E-Commerce Tools 25.02.2019, 07:44 Uhr

Next-Generation-ERPs: Grundstein für den digitalen Handel

Viele E-Commerce-Projekte scheitern am Datenzugriff und -export. Moderne Online-ERP-Systeme können helfen - und auch parallel zu SAP und Co. eingesetzt werden.
(Quelle: shutterstock.com/Michail Petrov)
Eine regionale Studie des Wirtschaftsausschusses des Rhein-Sieg-Kreises offenbart das Dilemma des alteingesessenen mittelständischen Einzelhandels: Nur 24 Prozent der Einzelhändler in Siegburg, so ermittelten die Marktforscher, sind derzeit in der Lage, mit ihrer Warenwirtschaft an einem Local-Commerce-Portal teilzunehmen. Das bedeutet im Umkehrschluss: 76 Prozent - und damit drei von vier ­Einzelhändlern des 40.000-Seelen-Städtchens - können nicht mitmachen.

Veraltete Technik bremst E-Commerce-Ambitionen aus

Und Siegburg ist kein Einzelfall. Allüberall in Deutschland sind traditionelle Einzelhändler technisch entweder gar nicht oder nur mit veralteten Systemen ausgerüstet. Doch wer Produktinformationen, Bestände oder Kundeninformationen ­manuell in Excel-Listen pflegt, kann den erfolgreichen Einstieg in den digitalen Handel von vornherein vergessen. Auf der anderen Seite merken aber auch grosse Handelshäuser und Brands, die in ihrer Systemlandschaft auf hochpreisige Lösungen wie die von SAP und Co. setzen, dass auch sie in ihren Digitalisierungsplänen ausgebremst werden.
Der Grund: Derar­tige Lösungen sind einfach nicht für Aufgaben wie den Online-Handel geschaffen. "Klassische ERP-Systeme sind meist ­Datenbanken und Anwendungen, die vor 40 Jahren entstanden sind", weiss Benedikt Sauter, der mit Xentral eine neue Genera­tion von Enterprise-Resource-Planning-Systemen entwickelt hat. Primäres Ziel alter ERP-Lösungen war es, ein normiertes und strukturiertes Datenmodell zu haben - wie es die klassische Informatik fordert. "Allerdings sind diese Modelle extrem ­unflexibel und erfordern eine intensive Schulung der Mitarbeiter. Das ist genau das Gegenteil von den Lösungen, die die heu­tige Generation benötigt.

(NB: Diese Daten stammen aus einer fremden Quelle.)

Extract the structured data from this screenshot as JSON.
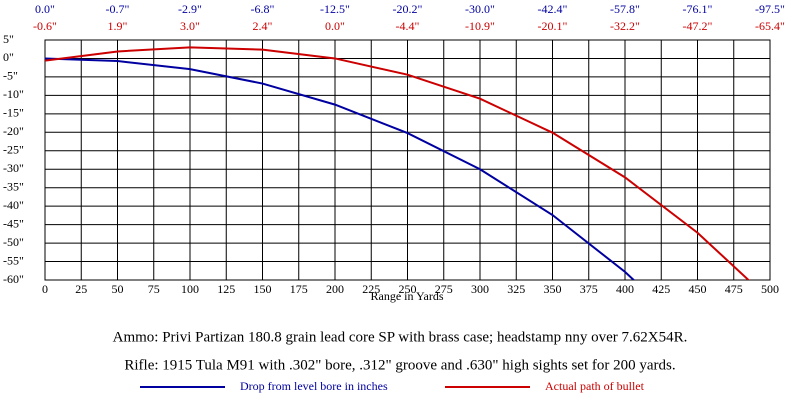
{
  "chart_data": {
    "type": "line",
    "x": [
      0,
      50,
      100,
      150,
      200,
      250,
      300,
      350,
      400,
      450,
      500
    ],
    "series": [
      {
        "name": "Drop from level bore in inches",
        "color": "#0000a0",
        "values": [
          0.0,
          -0.7,
          -2.9,
          -6.8,
          -12.5,
          -20.2,
          -30.0,
          -42.4,
          -57.8,
          -76.1,
          -97.5
        ],
        "value_labels": [
          "0.0\"",
          "-0.7\"",
          "-2.9\"",
          "-6.8\"",
          "-12.5\"",
          "-20.2\"",
          "-30.0\"",
          "-42.4\"",
          "-57.8\"",
          "-76.1\"",
          "-97.5\""
        ]
      },
      {
        "name": "Actual path of bullet",
        "color": "#cc0000",
        "values": [
          -0.6,
          1.9,
          3.0,
          2.4,
          0.0,
          -4.4,
          -10.9,
          -20.1,
          -32.2,
          -47.2,
          -65.4
        ],
        "value_labels": [
          "-0.6\"",
          "1.9\"",
          "3.0\"",
          "2.4\"",
          "0.0\"",
          "-4.4\"",
          "-10.9\"",
          "-20.1\"",
          "-32.2\"",
          "-47.2\"",
          "-65.4\""
        ]
      }
    ],
    "x_label": "Range in Yards",
    "xlim": [
      0,
      500
    ],
    "xticks": [
      0,
      25,
      50,
      75,
      100,
      125,
      150,
      175,
      200,
      225,
      250,
      275,
      300,
      325,
      350,
      375,
      400,
      425,
      450,
      475,
      500
    ],
    "ylim": [
      -60,
      5
    ],
    "yticks": [
      {
        "value": 5,
        "label": "5\""
      },
      {
        "value": 0,
        "label": "0\""
      },
      {
        "value": -5,
        "label": "-5\""
      },
      {
        "value": -10,
        "label": "-10\""
      },
      {
        "value": -15,
        "label": "-15\""
      },
      {
        "value": -20,
        "label": "-20\""
      },
      {
        "value": -25,
        "label": "-25\""
      },
      {
        "value": -30,
        "label": "-30\""
      },
      {
        "value": -35,
        "label": "-35\""
      },
      {
        "value": -40,
        "label": "-40\""
      },
      {
        "value": -45,
        "label": "-45\""
      },
      {
        "value": -50,
        "label": "-50\""
      },
      {
        "value": -55,
        "label": "-55\""
      },
      {
        "value": -60,
        "label": "-60\""
      }
    ],
    "grid": true,
    "annotations": [
      "Ammo:  Privi Partizan 180.8 grain lead core SP with brass case; headstamp nny over 7.62X54R.",
      "Rifle:  1915 Tula M91 with .302\" bore, .312\" groove and .630\" high sights set for 200 yards."
    ]
  }
}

Im Zeitalter von Google, Alexa und Co. wird auch von einer modernen ERP-Software erwartet, dass sie ­intuitiv, schnell und einfach bedient und flexibel erweitert werden kann", sagt Sauter.
Martin Himmel von Ecom Consulting kämpft zusammen mit seinen Kunden häufig mit dem Datenexport.
Quelle: Ecom Consulting
Wie schwer sich Unternehmen tun, aus traditionellen Systemlandschaften wie SAP R3 oder AS400 oder aus ihren stationären Kassensystemen die ­Daten zu ziehen, die sie für den Online-Handel benötigen, erlebt Martin Himmel, Mitgründer der auf System-, Prozess- und Organisationsoptimierung spezialisierten E-Commerce-Beratung Ecom Consulting, häufig in Kundenprojekten. "Viele E-Commerce-Strategien scheitern am Datenzugriff und -export und auch an der Datenhaltung“, so der Experte. Weil jedes Unternehmen seine Daten in Systemen wie SAP anders anlegt und pflegt, gebe es keine Schnittstellenstandards, über die sich an diese Daten leicht wieder herankommen lässt. Doch wenn Online- und Offline-­Kanäle beispielsweise nicht auf dieselben Bestände zugreifen können, werden Multichannel-Services wie Click & Collect oder Click & Reserve kompliziert. Und der Vertrieb über verschiedene Online-Marktplätze wird zum Fiasko, wenn die notwendigen Produktdaten auf Amazon, Ebay, Real und Co. jeweils gesondert gepflegt und exportiert werden müssen.
Vor diesem Hintergrund sind in den vergangenen Jahren i­mmer mehr Warenwirtschafts- und ERP-Lösungen entstanden, die speziell auf die Bedürfnisse des Online-Handels ausgerichtet sind, darunter Namen wie Actindo, Afterbuy, Cateno, JTL, Plentymarkets oder auch Xentral. Ihr Leistungsumfang ist extrem unterschiedlich: Die einen fungieren im ­Wesentlichen als Datenbrücken für Produktdaten in Richtung Marktplätze, andere automatisieren die kompletten E-Commerce-Prozesse und bieten APIs zu Shop-Systemen, Marktplätzen, Zahlungsanbietern sowie zu Versand- und Fulfillment-Dienstleistern. Wo schon SAP-Architekturen existieren, ergänzt die neue Software-Generation die vorhandenen Systeme, statt sie komplett zu ersetzen "Wir werden häufig als agiler Zusatz zu SAP, Microsoft Dynamics und Co. hinzugezogen, wenn es darum geht, in kurzer Zeit neue Geschäftsmodelle in Unternehmen zu implementieren - genau hier liegt ­unsere Stärke", ­erklärt Xentral-Gründer Sauter. Man sehe die eigene Lösung "als Ergänzung für ­Unternehmen, die bereits erfolgreich mit SAP arbeiten", könne aber "für die meisten Firmen eine passende und flexiblere ­Alternative sein".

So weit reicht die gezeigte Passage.